Un’educazione salvifica per una società malata

Nuovi educatori per trasmettere competenze esistenziali

Il nostro futuro si configura come una sfida tra la trasformazione dell’educazione e la catastrofe.
Solo dal processo di autocomprensione consapevole potrà derivare la comprensione del proprio malessere.

I molteplici aspetti della crisi

Da perlomeno quindici anni sostengo che non ci sia nulla di più importante che possiamo fare per il nostro destino collettivo se non trasformare l’educazione, così come viene attuata oggi, in una nuova forma che non si occupi tanto dell’istruzione o dell’informazione degli allievi, quanto piuttosto dello sviluppo umano integrale, i cui aspetti più importanti sono la libertà, l’amore e la consapevolezza nella sua dimensione spirituale o transpersonale.
Ritengo quindi che il tipo di educazione di cui abbiamo bisogno per trasformare l’attuale situazione critica della società debba essere un’educazione salvifica. I molteplici aspetti della nostra crisi possono essere considerati come derivati, in ultima istanza, dalla condizione collettiva delle nostre menti, che Freud riconobbe con il termine di nevrosi universale.2 Non è il caso di sviluppare in questo ambito la mia analisi della nevrosi universale né del concetto di mente patriarcale3 (che mi pare costituisca finora la migliore descrizione della nevrosi universale), tuttavia mi sembra importante argomentare la mia convinzione sul fatto che la nostra problematica attuale sia costituita essenzialmente da un’umanità bloccata nel suo sviluppo, che può essere paragonata, usando una metafora, a una società di bruchi che non riescono a trasformarsi in farfalle.

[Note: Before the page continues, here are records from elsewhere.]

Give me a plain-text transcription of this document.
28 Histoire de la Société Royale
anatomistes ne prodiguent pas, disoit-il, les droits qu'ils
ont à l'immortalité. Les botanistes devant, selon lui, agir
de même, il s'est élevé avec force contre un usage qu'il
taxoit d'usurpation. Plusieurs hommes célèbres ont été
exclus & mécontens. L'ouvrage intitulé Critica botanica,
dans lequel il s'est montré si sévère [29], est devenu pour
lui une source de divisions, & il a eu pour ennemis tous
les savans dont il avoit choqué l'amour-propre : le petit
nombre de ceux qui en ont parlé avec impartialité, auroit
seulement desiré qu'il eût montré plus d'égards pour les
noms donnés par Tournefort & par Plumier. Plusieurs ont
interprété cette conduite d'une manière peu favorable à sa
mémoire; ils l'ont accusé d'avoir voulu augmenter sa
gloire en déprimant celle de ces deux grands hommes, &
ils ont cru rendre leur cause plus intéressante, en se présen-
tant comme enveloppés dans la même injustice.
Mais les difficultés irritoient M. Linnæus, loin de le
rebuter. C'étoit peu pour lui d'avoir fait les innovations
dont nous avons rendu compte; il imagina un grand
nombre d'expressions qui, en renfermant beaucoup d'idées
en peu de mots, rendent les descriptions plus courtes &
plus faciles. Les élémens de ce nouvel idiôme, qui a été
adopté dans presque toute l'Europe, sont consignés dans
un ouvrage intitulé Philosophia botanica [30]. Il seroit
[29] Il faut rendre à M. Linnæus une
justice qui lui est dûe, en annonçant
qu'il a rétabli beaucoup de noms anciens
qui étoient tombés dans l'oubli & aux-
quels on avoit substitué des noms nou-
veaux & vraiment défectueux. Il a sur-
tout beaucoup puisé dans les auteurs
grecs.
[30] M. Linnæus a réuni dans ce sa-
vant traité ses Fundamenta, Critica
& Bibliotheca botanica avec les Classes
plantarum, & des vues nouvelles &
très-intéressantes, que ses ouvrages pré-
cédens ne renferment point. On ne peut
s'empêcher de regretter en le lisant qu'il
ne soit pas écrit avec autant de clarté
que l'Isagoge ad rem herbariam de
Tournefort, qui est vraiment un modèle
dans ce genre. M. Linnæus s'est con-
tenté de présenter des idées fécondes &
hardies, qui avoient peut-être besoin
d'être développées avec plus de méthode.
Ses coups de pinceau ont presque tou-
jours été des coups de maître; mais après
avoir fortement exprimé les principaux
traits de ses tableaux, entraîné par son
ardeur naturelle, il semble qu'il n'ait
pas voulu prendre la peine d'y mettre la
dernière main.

Da qui il senso del titolo del mio contributo, “un’educazione salvifica per una società che non sa di essere malata”, che non è, in altre parole, neppure consapevole della propria infermità.
Tuttavia, se ci chiediamo come mai non siamo consapevoli d’essere malati, dobbiamo riconoscere che questa inconsapevolezza deriva da una mancanza di autoconoscenza che è stata perpetuata attraverso l’educazione medesima e ha prodotto una sorta di contagio costitutivo dell’ignoranza di sé, che si sta diffondendo tra l’istruzione e la cultura. È quindi molto importante che la nuova educazione salvifica, che si dovrebbe auspicabilmente implementare, incoraggi per prima cosa le persone a sapersi comprendere. Solo da tale processo di autocomprensione consapevole potrà derivare la comprensione del proprio malessere, che si manifesta nella doppia forma del disagio esistenziale e del decadimento etico.
Viviamo in un mondo estremamente ipocrita e dovrebbe essere chiaro che, come Freud ha scoperto, se non ci risvegliamo alla realtà diventiamo un’orda potenzialmente parricida che, nonostante creda di amare i propri figli, invece li sacrifica.4 Ciò si verifica perché facciamo parte di una pretesa civiltà che possiede invece le caratteristiche di una barbarie auto-idealizzantesi. In questa situazione, la nostra speranza per il risveglio è costituita dal cosiddetto “potenziale umano”,5 che prima di tutto è l’amore, tanto nella sua dimensione compassionevole che nella sua dimensione devozionale, capace di ascendere al divino e agli ideali più elevati.
Quello che tuttavia non viene ancora riconosciuto è che il risvegliarsi all’amore non richiede solo un processo terapeutico o la purificazione del nostro egoismo vorace, bensì il recupero della nostra sana natura istintiva, che ha dovuto soccombere attraverso millenni di cultura repressiva. tale cultura insegna l’antagonismo e la competizione invece del piacere e ancor di più dell’ascolto degli impulsi naturali. Per questo motivo la cultura occidentale non è riuscita a evolversi in una civiltà autenticamente cristiana, fondata sull’amore e non sulla violenza e l’avidità. Il motivo essenziale per questa mancata trasformazione positiva è che il cristianesimo ha trascurato il fatto che per amare il prossimo è necessario l’amore per se stessi e che per amare se stessi è necessario amare il proprio animale interiore o “bambino interiore”, che non è altro se non la nostra naturalezza istintiva. Diventa così urgente che la nuova forma educativa si ponga l’obiettivo della trasformazione della cultura repressiva e diventi un’educazione alla libertà e alla responsabilità che deriva dalla libertà medesima.
Si potrebbe pensare che tutto questo possa apparire utopico: chi sarebbe capace oggigiorno di insegnare la conoscenza di sé, la libertà e l’amore?
Si può rispondere a questa domanda se si comprende che non si potrà avere una nuova educazione senza formare degli educatori in grado di impartirla. Educatori che non solo imparino cose nuove, ma che siano capaci di sviluppare le capacità fondamentali che la nuova educazione deve  trasmettere, capacità che propongo di definire competenze esistenziali.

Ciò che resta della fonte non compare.